In 2018 Kielty made My Dad, The Peace Deal and Me, about the murder of his father by loyalist paramilitaries. Now, in Patrick Kielty: One Hundred Years of Union (BBC One, 9pm), he’s back to psychoanalyse the North as it marks its centenary and amid tensions over Brexit and a sea border.
As if plugging into the rhythm of politics in the North, the heartfelt and thought-provoking film swings between optimism and despair. Under the shadow of a bonfire Kielty chats with a young loyalist activist who says rioting in Belfast makes politicians in London sit up and pay attention.
He later introduces the young man to former loyalist paramilitary Jackie McDonald. He explains that a life of violence robbed him of everything: his wife, his home, his future.
Kielty, a Catholic, remarks on how extraordinary the moment is. He and McDonald began life on opposite sides of the divide. Yet here they are, older, wiser and with the scars to show for it, pleading with the new generation not to repeat the mistakes of the previous one.
Then it’s off to Derry where he talks with Derry Girls creator Lisa McGee. She moved back here so that her children would grown up in her home town. She believes Derry Girls became a success because it plugged into the psychodrama of the North in a healthy way. “It allowed people to walk about the weirdness of it all,” she says.

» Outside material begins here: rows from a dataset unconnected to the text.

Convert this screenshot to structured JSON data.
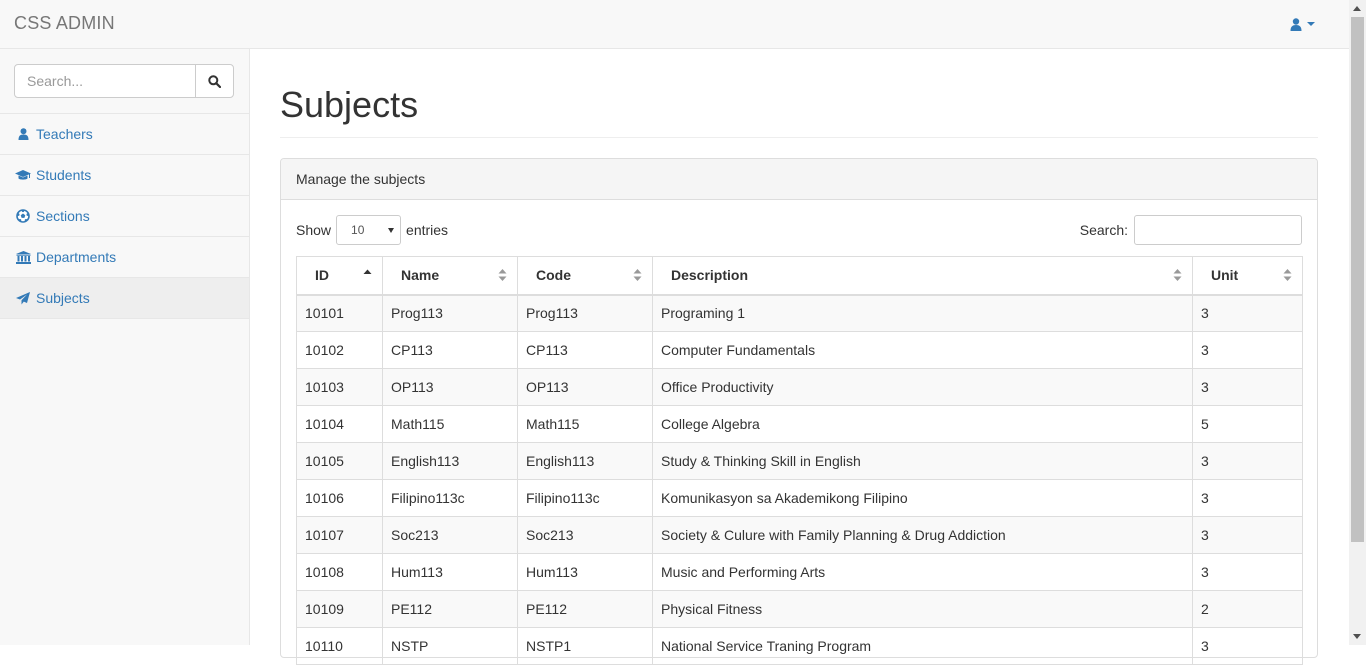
{
  "app": {
    "brand": "CSS ADMIN",
    "accent_color": "#337ab7",
    "user_menu_icon": "user-icon"
  },
  "sidebar": {
    "search_placeholder": "Search...",
    "search_icon": "search-icon",
    "items": [
      {
        "label": "Teachers",
        "icon": "user-icon",
        "active": false
      },
      {
        "label": "Students",
        "icon": "graduation-cap-icon",
        "active": false
      },
      {
        "label": "Sections",
        "icon": "soccer-ball-icon",
        "active": false
      },
      {
        "label": "Departments",
        "icon": "institution-icon",
        "active": false
      },
      {
        "label": "Subjects",
        "icon": "paper-plane-icon",
        "active": true
      }
    ]
  },
  "main": {
    "title": "Subjects",
    "panel_heading": "Manage the subjects",
    "show_label": "Show",
    "page_length": "10",
    "entries_label": "entries",
    "search_label": "Search:",
    "columns": [
      "ID",
      "Name",
      "Code",
      "Description",
      "Unit"
    ],
    "sorted_column": "ID",
    "sort_direction": "ascending",
    "rows": [
      [
        "10101",
        "Prog113",
        "Prog113",
        "Programing 1",
        "3"
      ],
      [
        "10102",
        "CP113",
        "CP113",
        "Computer Fundamentals",
        "3"
      ],
      [
        "10103",
        "OP113",
        "OP113",
        "Office Productivity",
        "3"
      ],
      [
        "10104",
        "Math115",
        "Math115",
        "College Algebra",
        "5"
      ],
      [
        "10105",
        "English113",
        "English113",
        "Study & Thinking Skill in English",
        "3"
      ],
      [
        "10106",
        "Filipino113c",
        "Filipino113c",
        "Komunikasyon sa Akademikong Filipino",
        "3"
      ],
      [
        "10107",
        "Soc213",
        "Soc213",
        "Society & Culure with Family Planning & Drug Addiction",
        "3"
      ],
      [
        "10108",
        "Hum113",
        "Hum113",
        "Music and Performing Arts",
        "3"
      ],
      [
        "10109",
        "PE112",
        "PE112",
        "Physical Fitness",
        "2"
      ],
      [
        "10110",
        "NSTP",
        "NSTP1",
        "National Service Traning Program",
        "3"
      ]
    ]
  }
}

Kielty affects a causal jocularity in these and other encounters. Yet the escalating tensions clearly affect him deeply. And they bring back the unprocessed traumas around the shooting dead 36 years ago of his father, a builder in the Co Down town of Dundrum.
“I don’t deal with it as well as I thought I did,” he says, choking up. “You don’t need much of a trigger here.”
One Hundred Years of Union reaches a cathartic endpoint as Kielty meets Bronagh McConville, granddaughter of Provisional IRA victim Jean McConville. The IRA refused for decades to reveal where they had buried McConville. Her remains were in the end discovered by passersby on a beach near Carlingford, in Co Louth. Bronagh was just eight. In adulthood, the memory understandably haunts her.
The documentary concludes with Bronagh returning to that sandy County Louth shore. She and Kielty stand by the water, blinking away tears. The sun is shining. But as they gaze towards the horizon it’s hard not to feel storm clouds are gathering.